Pada tahun 1880, Cut Nyak Dhien menikah dengan Teuku Umar, setelah sebelumnya ia dijanjikan dapat ikut turun di medan perang jika menerima lamaran tersebut. Dari pernikahan ini Cut Nyak Dhien memiliki seorang anak yaitu Cut Gambang. Setelah menikah, Cut Nyak Dhien bersama Teuku Umar bertempur bersama melawan Belanda.
Namun, pada tanggal 11 Februari 1899 Teuku Umar gugur. Hal ini membuat Cut Nyak Dhien berjuang sendirian di pedalaman Meulaboh bersama pasukan kecilnya.

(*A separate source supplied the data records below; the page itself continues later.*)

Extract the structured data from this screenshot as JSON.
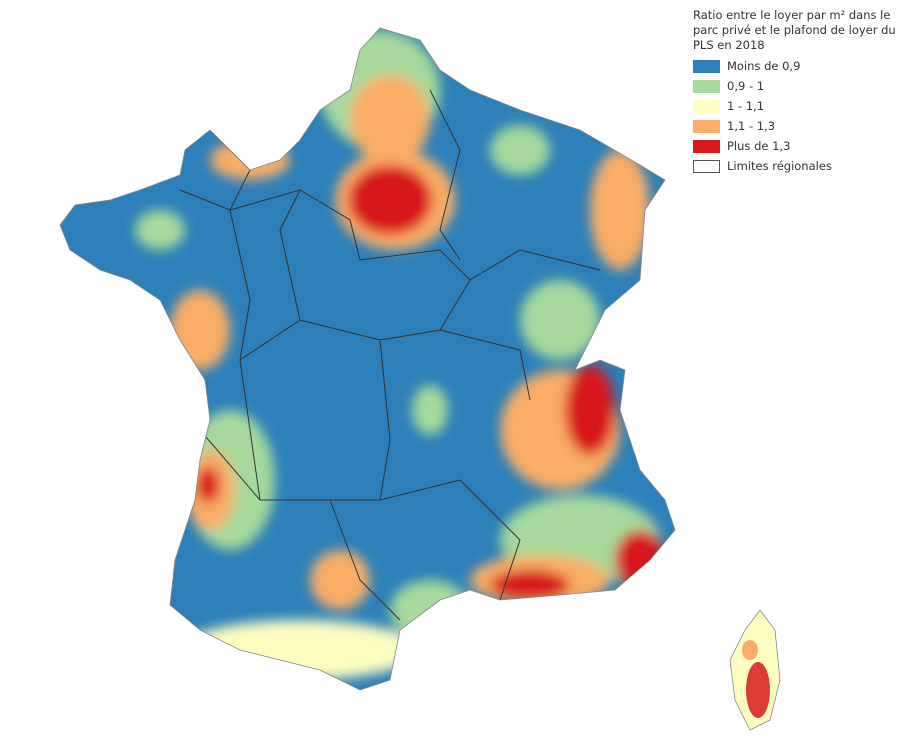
{
  "legend": {
    "title": "Ratio entre le loyer par m² dans le parc privé et le plafond de loyer du PLS en 2018",
    "items": [
      {
        "label": "Moins de 0,9",
        "color": "#2c7fb8"
      },
      {
        "label": "0,9 - 1",
        "color": "#a6d99b"
      },
      {
        "label": "1 - 1,1",
        "color": "#fdfdc0"
      },
      {
        "label": "1,1 - 1,3",
        "color": "#f9ad66"
      },
      {
        "label": "Plus de 1,3",
        "color": "#d7191c"
      },
      {
        "label": "Limites régionales",
        "color": "#ffffff"
      }
    ]
  }
}
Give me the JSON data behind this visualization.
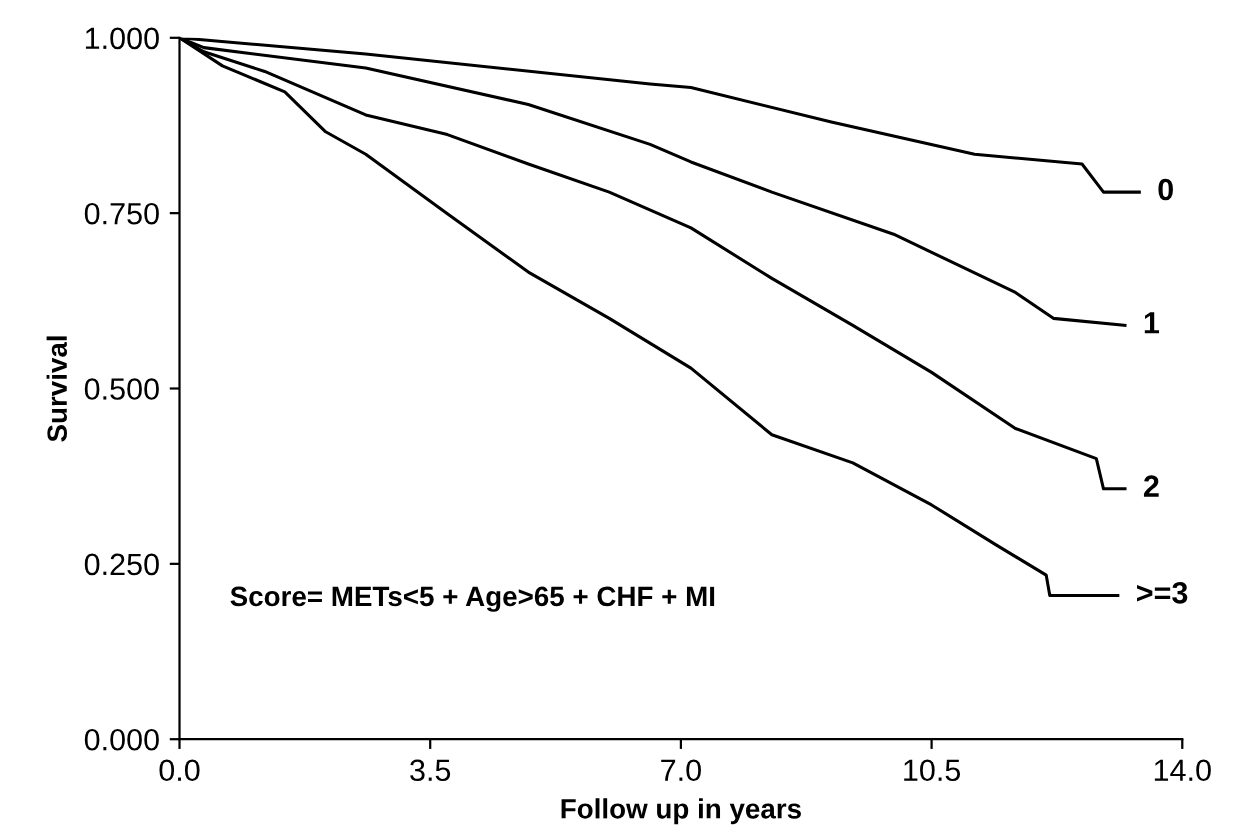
{
  "chart_data": {
    "type": "line",
    "xlabel": "Follow up in years",
    "ylabel": "Survival",
    "xlim": [
      0,
      14
    ],
    "ylim": [
      0,
      1
    ],
    "xticks": [
      {
        "value": 0,
        "label": "0.0"
      },
      {
        "value": 3.5,
        "label": "3.5"
      },
      {
        "value": 7,
        "label": "7.0"
      },
      {
        "value": 10.5,
        "label": "10.5"
      },
      {
        "value": 14,
        "label": "14.0"
      }
    ],
    "yticks": [
      {
        "value": 0,
        "label": "0.000"
      },
      {
        "value": 0.25,
        "label": "0.250"
      },
      {
        "value": 0.5,
        "label": "0.500"
      },
      {
        "value": 0.75,
        "label": "0.750"
      },
      {
        "value": 1,
        "label": "1.000"
      }
    ],
    "grid": false,
    "legend": false,
    "marker": "none",
    "line_style": "solid",
    "series": [
      {
        "name": "0",
        "color": "#000000",
        "x": [
          0,
          2.6,
          6.57,
          7.14,
          9.1,
          11.1,
          12.6,
          12.9,
          13.4
        ],
        "values": [
          1,
          0.977,
          0.934,
          0.929,
          0.88,
          0.834,
          0.82,
          0.78,
          0.78
        ]
      },
      {
        "name": "1",
        "color": "#000000",
        "x": [
          0,
          0.34,
          2.6,
          4.87,
          6.57,
          7.14,
          8.27,
          9.97,
          11.67,
          12.2,
          13.2
        ],
        "values": [
          1,
          0.986,
          0.957,
          0.905,
          0.848,
          0.823,
          0.78,
          0.72,
          0.637,
          0.6,
          0.59
        ]
      },
      {
        "name": "2",
        "color": "#000000",
        "x": [
          0,
          0.34,
          1.19,
          2.6,
          3.74,
          4.87,
          6.0,
          7.14,
          8.27,
          9.4,
          10.5,
          11.67,
          12.8,
          12.9,
          13.2
        ],
        "values": [
          1,
          0.98,
          0.952,
          0.89,
          0.862,
          0.82,
          0.78,
          0.729,
          0.657,
          0.59,
          0.523,
          0.443,
          0.4,
          0.357,
          0.357
        ]
      },
      {
        "name": ">=3",
        "color": "#000000",
        "x": [
          0,
          0.6,
          1.47,
          2.04,
          2.6,
          3.74,
          4.87,
          6.0,
          7.14,
          8.27,
          9.4,
          10.5,
          11.4,
          12.1,
          12.15,
          13.1
        ],
        "values": [
          1,
          0.96,
          0.923,
          0.866,
          0.834,
          0.749,
          0.666,
          0.6,
          0.529,
          0.434,
          0.394,
          0.334,
          0.277,
          0.234,
          0.205,
          0.205
        ]
      }
    ],
    "annotations": [
      "Score= METs<5 + Age>65 + CHF + MI"
    ]
  }
}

Pada saat itu usia Cut Nyak Dhien sudah relatif tua serta kondisi tubuh yang digrogoti berbagai penyakit seperti encok dan rabun serta jumlah pasukannya terus berkurang, ditambah mereka sulit memperoleh makanan. membuat satu pasukannya yang bernama Pang Laot melaporkan keberadaannya karena iba.
Setelah enam tahun bergerilya, ia akhirnya tertangkap Belanda. Kemudian Cut Nyak Dhien dibuang ke Sumedang, Jawa Barat pada 1906 bersama tahanan politik lainnya. Cut Nyak Dhien lalu dijuluki sebagai "Ratu Aceh" karena tekadnya yang kuat dalam melawan kolonial Belanda di Aceh.